Dr. Ramhari Lamichhane, Director General, Colombo Plan Staff College, Manila, Philippines, spoke about the quality TVET for skills readiness for the 21st century. Dr. Ramhari emphasized on the importance of human resource development in the country and the need to develop competencies of the youth for global opportunities. To develop the competencies of the youth, we must first identify the challenges of the current TVET system.
Challenges of TVET:
- A mismatch between demand and supply
- Fast-changing nature of labour market
- Sustainable financing
- Social recognition of TVET
Building competencies for global competitiveness:
- The youth must first develop basic competencies like knowledge, skills, and attitudes
- In addition to the basic competencies, we must develop their abilities and personality traits
- Only after achieving the above, we will develop competencies
For building competencies among the youth, we have to bring qualitative changes in the education system, with high-quality assurance. For quality assurance in the education system, we need to develop inputs like curriculum, textbooks, teaching material, human resources, and other resources.
These inputs will, in turn, lead to a process in which develops learning pedagogy, efficient evaluation, and certification system. The output of this process will be qualified graduates. Outcomes for this would be employment, better living standards, social harmony, and increased GDP. This framework of input, process, and output is needed to build a quality TVET system.
Importance of PDCA (Plan, Do, Check, Act) in TVET institute:
TVET institutes must make a strategic plan for coming up with a quality policy with HR plan, operation plan, financial plan along with a plan for image-building. Institutes must develop and revise the curriculum, recruit and train staff who can conduct courses based on the updated curriculum, manage infrastructure and equipment. Under “check”, TVET institutes must look after program evaluation, tracer study, supervision and monitoring. Institutes must also act upon feedback management, to develop a new standard or baseline and recommend changes based on learning.

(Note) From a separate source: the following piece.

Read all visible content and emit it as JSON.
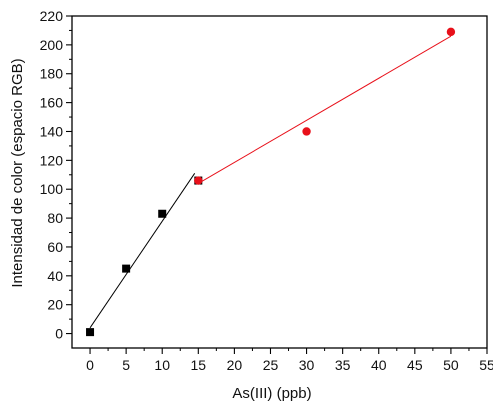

TVET institutes must also develop their infrastructure in terms of labs, curriculum, and trainers to teach and train students in the 21st-century skills, like core subjects; life and career skills; learning and innovation skills; information, media and technology skills.
We have to create a TVET ecosystem to address future demand. Therefore, skills we impart among the youth must prepare them for marketability, employability, and readiness for citizenship having technical, digital, entrepreneurial and social skills.